Dersim Olayları yaklaşık 1 haftadır kamuoyunun gündemini çokça meşgul ediyor. Konuları gündeme taşıyan CHP. O olaylarda iktidar olan siyasi parti yine CHP.
O dönemki olaylar çok acı. Sadece Kürt aşiretleri açısından değil, Türk ordusu açısından da çok acı. Bu acıların ardından özür dilemek, neyi değiştirir, Türkiye’ nin demokratikleşme sürecinde safralarını atmasına, vicdanen rahatlamasına yardımcı olur mu? Ben sanmıyorum. Bazı konularda haklı yoktur. Olayın olmuşluğu vardır. Geçmişten bu güne baktığımızda pek çok haksızlık yaşanmış, geçmişte suç gibi görünen şeyler bu günlerde aklanmış ya da tam tersi olmuştur.

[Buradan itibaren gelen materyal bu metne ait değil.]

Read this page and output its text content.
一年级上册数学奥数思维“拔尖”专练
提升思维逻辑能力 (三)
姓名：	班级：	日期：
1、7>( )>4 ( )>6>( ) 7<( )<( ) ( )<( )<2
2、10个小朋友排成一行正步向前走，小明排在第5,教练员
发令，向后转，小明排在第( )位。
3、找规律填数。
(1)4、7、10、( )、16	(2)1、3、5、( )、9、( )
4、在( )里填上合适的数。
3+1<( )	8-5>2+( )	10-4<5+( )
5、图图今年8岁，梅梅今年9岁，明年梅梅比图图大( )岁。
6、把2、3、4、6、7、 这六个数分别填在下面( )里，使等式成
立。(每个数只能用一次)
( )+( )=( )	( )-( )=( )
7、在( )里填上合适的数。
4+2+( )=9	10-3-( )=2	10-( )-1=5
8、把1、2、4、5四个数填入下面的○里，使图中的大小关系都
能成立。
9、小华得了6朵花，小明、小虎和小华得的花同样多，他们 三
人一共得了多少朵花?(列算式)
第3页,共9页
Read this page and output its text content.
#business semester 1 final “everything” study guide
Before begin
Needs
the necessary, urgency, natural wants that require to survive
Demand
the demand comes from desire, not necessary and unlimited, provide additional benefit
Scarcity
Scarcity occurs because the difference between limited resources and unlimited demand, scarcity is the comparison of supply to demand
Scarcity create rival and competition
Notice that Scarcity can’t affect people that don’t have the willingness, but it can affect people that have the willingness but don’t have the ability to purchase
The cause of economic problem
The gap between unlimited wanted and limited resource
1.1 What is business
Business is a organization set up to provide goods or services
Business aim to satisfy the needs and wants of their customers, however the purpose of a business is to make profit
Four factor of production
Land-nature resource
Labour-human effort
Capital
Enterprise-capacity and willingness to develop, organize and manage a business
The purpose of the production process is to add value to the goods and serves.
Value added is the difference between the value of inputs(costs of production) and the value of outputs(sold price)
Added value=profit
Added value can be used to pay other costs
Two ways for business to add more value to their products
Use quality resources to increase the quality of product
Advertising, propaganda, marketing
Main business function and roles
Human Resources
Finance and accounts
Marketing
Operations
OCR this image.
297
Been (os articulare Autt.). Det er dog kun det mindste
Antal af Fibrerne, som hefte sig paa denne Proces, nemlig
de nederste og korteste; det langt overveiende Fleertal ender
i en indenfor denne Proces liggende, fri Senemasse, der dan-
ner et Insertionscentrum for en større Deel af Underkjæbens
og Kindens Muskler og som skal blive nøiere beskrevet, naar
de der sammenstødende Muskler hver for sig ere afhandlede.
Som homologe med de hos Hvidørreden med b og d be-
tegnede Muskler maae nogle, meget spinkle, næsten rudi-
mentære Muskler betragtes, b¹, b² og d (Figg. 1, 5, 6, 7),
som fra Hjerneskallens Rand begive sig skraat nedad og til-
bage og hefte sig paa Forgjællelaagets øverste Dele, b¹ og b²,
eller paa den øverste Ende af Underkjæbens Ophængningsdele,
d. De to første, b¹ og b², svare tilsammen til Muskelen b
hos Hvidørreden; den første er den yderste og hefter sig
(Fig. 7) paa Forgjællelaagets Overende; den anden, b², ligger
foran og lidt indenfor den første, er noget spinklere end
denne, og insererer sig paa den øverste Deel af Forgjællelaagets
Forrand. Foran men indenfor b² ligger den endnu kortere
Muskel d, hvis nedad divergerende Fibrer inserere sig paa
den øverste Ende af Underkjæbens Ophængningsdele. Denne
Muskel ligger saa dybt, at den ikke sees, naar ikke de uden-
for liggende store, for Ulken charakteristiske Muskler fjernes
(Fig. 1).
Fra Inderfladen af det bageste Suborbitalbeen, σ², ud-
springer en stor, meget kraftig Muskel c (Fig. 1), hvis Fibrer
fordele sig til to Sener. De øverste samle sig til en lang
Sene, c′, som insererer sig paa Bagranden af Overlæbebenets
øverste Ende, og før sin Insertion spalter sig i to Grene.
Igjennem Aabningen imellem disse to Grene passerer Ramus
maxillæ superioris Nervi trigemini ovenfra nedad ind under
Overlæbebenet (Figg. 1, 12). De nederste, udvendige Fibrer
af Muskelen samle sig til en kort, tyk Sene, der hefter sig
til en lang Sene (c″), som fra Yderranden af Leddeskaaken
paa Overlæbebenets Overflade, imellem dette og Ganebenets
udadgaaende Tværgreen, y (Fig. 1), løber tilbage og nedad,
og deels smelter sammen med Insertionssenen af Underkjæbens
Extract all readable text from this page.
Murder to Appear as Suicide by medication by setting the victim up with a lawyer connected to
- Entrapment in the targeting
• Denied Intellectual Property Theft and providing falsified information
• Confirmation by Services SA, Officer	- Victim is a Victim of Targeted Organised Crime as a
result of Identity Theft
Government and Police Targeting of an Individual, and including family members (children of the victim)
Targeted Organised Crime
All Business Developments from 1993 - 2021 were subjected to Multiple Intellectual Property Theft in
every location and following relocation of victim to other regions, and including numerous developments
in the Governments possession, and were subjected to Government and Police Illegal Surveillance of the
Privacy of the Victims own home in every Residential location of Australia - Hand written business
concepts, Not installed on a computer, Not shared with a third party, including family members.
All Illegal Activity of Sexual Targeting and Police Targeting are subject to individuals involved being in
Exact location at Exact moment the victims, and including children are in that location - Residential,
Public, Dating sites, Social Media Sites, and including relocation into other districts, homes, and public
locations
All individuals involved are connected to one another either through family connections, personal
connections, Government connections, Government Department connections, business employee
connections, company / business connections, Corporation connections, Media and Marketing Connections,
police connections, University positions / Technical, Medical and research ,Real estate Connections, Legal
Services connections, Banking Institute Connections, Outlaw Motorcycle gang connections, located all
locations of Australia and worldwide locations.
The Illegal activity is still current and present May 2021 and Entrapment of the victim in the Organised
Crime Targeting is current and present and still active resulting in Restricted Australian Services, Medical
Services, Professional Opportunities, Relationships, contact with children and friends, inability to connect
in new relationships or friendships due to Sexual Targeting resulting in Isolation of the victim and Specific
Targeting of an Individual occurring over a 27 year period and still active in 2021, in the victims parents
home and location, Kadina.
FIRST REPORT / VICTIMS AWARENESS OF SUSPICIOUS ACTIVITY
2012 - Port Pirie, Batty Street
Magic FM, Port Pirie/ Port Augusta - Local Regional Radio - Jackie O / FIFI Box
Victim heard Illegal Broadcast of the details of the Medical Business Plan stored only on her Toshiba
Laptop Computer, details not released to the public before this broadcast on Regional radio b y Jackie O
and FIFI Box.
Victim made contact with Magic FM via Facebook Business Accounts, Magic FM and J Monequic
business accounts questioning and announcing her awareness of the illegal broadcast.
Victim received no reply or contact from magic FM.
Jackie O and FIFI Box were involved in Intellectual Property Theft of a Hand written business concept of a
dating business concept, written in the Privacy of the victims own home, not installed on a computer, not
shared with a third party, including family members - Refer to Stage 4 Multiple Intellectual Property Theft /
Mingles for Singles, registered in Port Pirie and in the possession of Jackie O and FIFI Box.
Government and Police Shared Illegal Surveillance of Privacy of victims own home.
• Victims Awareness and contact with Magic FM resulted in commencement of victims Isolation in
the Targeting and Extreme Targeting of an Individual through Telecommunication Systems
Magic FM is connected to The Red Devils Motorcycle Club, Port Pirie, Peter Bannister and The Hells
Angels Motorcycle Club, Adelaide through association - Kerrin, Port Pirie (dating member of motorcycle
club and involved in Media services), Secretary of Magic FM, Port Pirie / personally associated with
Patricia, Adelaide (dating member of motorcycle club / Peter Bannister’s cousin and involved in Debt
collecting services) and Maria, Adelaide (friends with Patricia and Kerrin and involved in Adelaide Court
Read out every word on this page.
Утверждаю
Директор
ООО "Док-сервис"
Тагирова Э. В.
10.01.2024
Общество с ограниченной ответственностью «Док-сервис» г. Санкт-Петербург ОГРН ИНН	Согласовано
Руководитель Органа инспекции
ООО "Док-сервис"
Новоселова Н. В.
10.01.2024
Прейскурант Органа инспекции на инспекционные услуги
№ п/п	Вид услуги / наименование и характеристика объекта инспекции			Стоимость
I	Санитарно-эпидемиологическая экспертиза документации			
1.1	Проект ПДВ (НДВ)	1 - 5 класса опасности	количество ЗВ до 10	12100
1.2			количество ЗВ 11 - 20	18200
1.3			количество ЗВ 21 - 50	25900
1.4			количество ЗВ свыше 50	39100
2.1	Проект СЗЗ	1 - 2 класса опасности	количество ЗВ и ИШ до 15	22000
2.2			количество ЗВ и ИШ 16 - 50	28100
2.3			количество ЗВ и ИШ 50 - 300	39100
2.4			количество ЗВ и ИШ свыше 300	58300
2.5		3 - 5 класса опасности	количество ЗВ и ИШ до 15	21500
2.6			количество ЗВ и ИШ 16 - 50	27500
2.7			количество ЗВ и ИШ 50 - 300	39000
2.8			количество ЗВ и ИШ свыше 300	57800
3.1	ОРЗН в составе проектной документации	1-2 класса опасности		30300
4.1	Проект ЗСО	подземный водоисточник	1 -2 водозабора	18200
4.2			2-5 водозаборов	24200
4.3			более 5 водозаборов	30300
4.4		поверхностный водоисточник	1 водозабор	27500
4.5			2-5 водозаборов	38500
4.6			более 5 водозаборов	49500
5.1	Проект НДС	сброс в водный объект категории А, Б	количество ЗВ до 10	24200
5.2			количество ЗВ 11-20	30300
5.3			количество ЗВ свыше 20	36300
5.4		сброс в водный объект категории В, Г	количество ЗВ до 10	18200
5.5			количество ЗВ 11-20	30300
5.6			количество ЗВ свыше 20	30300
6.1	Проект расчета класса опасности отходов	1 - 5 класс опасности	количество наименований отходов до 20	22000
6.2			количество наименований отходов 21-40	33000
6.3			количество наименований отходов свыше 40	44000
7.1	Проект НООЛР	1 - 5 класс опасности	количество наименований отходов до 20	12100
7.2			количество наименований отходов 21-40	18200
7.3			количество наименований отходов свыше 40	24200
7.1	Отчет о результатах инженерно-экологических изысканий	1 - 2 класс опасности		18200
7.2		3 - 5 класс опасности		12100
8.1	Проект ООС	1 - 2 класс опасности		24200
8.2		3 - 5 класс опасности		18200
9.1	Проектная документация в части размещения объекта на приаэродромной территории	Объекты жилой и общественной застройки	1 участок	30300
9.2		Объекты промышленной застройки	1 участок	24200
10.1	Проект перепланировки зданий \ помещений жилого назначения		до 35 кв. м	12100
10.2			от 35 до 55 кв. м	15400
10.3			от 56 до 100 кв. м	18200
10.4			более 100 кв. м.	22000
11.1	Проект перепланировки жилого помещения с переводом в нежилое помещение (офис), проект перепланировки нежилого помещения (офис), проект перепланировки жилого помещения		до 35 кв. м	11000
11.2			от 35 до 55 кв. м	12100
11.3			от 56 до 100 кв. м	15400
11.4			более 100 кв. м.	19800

Hangi dine millete mensup olursa olsun, hangi insan evladı katliamdan, öldürülmeden, şiddetten zevk alır. Hele bizler anarşi ve terörün pik yaptığı ve sonra bıçakla kesilmiş gibi durdurulduğu bir dönemin 80 li yılların sonrasında apolitik yetişmiş bir kuşağız. Bizim için şiddeti anlamak, ona milleti kim olursa olsun duyarsız kalmak çok daha zor. Ancak bir noktayı da, objektif analiz yeteneğimizi de karşılıklı empati yapabilmeyi de anlamamız gerekir.
Türkiye’ de son yıllarda özellikle AKP hukumetinin iktidar olmasından sonra iki ayrı uç oluştu. Bir tanesi kendisini Cumhuriyetçi ve Atatürk’ çü diye adlandıran, AKP’ yi, türbanı, eleştiren, samimiyetsiz ve geri bulan zihniyet. Dolayısı ile Ordu’ yu destekleyen, Askeri ülkenin geleceğinin güvenlik sigortası olarak gören bir grup insan. A.K.P güzel işler de yapsa ondan hoşlanmayan ve asla kabul etmeyen CHP ya da MHP ye oy vermek durumunda kalan memnuniyetsiz insan topluluğu.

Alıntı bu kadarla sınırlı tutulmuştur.